Feb 16, 2015, Vol. 20, No. 22

 

Every couple of generations, the West gets lucky. The civilizational collapse of the 1930s, in reaction to the Great War and then the Great Depression, could well have led to an unbelievably brutal world dominated for decades by tyrannical communism, barbaric National Socialism, and fanatical Japanese militarism. Winston Churchill wasn’t exaggerating in June 1940 when he said that if Britain, which then stood virtually alone, failed, “The whole world, including the United States, including all that we have known and cared for, will sink into the abyss of a new Dark Age made more sinister, and perhaps more protracted, by the lights of perverted science.”

 

(Snip)

 

But as T. S. Eliot remarked, “There is no such thing as a Lost Cause because there is no such thing as a Gained Cause.” Everyone with eyes to see can see that the gained causes of 1945 and 1989 have been slipping away. At home, decadence is flourishing—if decadence can be said to flourish. Abroad, fanatical versions of both Sunni and Shia Islam are on the march, and garden variety authoritarianism—not less dangerous for being commonplace in world history—is thriving. Neither appears to be receding before or being tamed by the globalization of commerce and investment. It is true that none of today’s particular threats approaches the danger of Nazi Germany or the Soviet Union—but the Roman Empire fell to barbarism and decadence, not to a great power or a formidable ideology.

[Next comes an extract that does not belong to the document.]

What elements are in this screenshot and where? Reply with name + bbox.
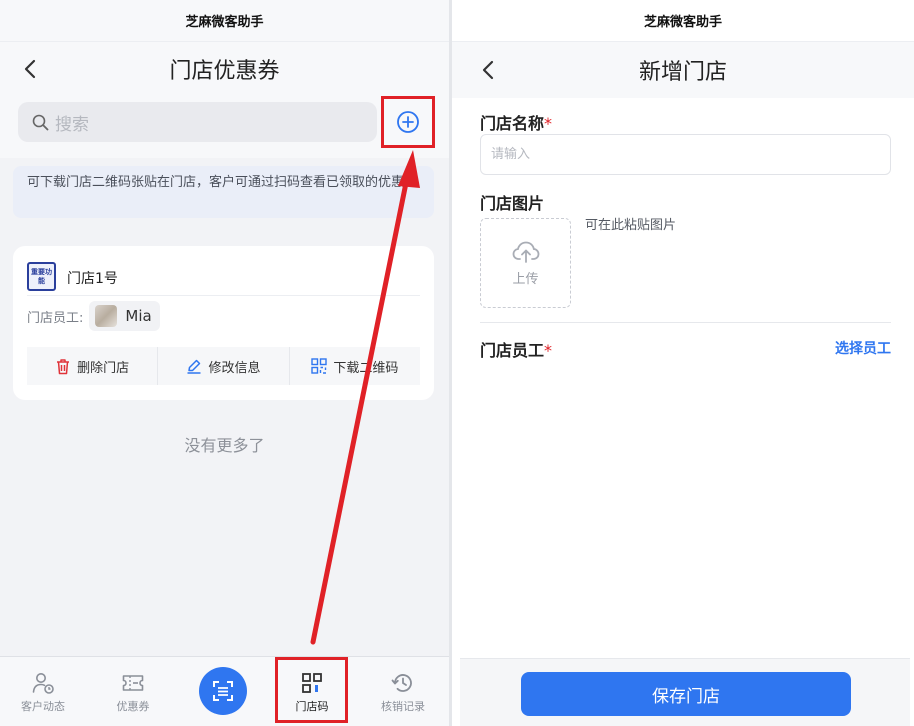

A world of chaos and brutality, of the proliferation of terror and weapons of mass destruction, seems a not-too-remote possibility for the not-too-distant future.

 

It’s one we’re certainly doing as much as possible to ignore, and as little as possible to prevent. Has there ever been a more striking display in our politics today of a fundamental lack of seriousness and deep failure of resolve?

 

The foreign policy elites are more exercised about a speech by the Israeli prime minister than by an Iranian nuclear bomb. Presidential candidates squabble over vaccines. Prominent journalists invent war stories. Political leaders focus on trivialities. Many conservatives show a remarkable ability to miss the forests—rebuilding our defenses, stopping Iran and ISIS, repealing and replacing Obamacare, and saving the Constitution—while obsessing over the trees—minor policy adjustments, conservative crotchets, and internecine squabbles.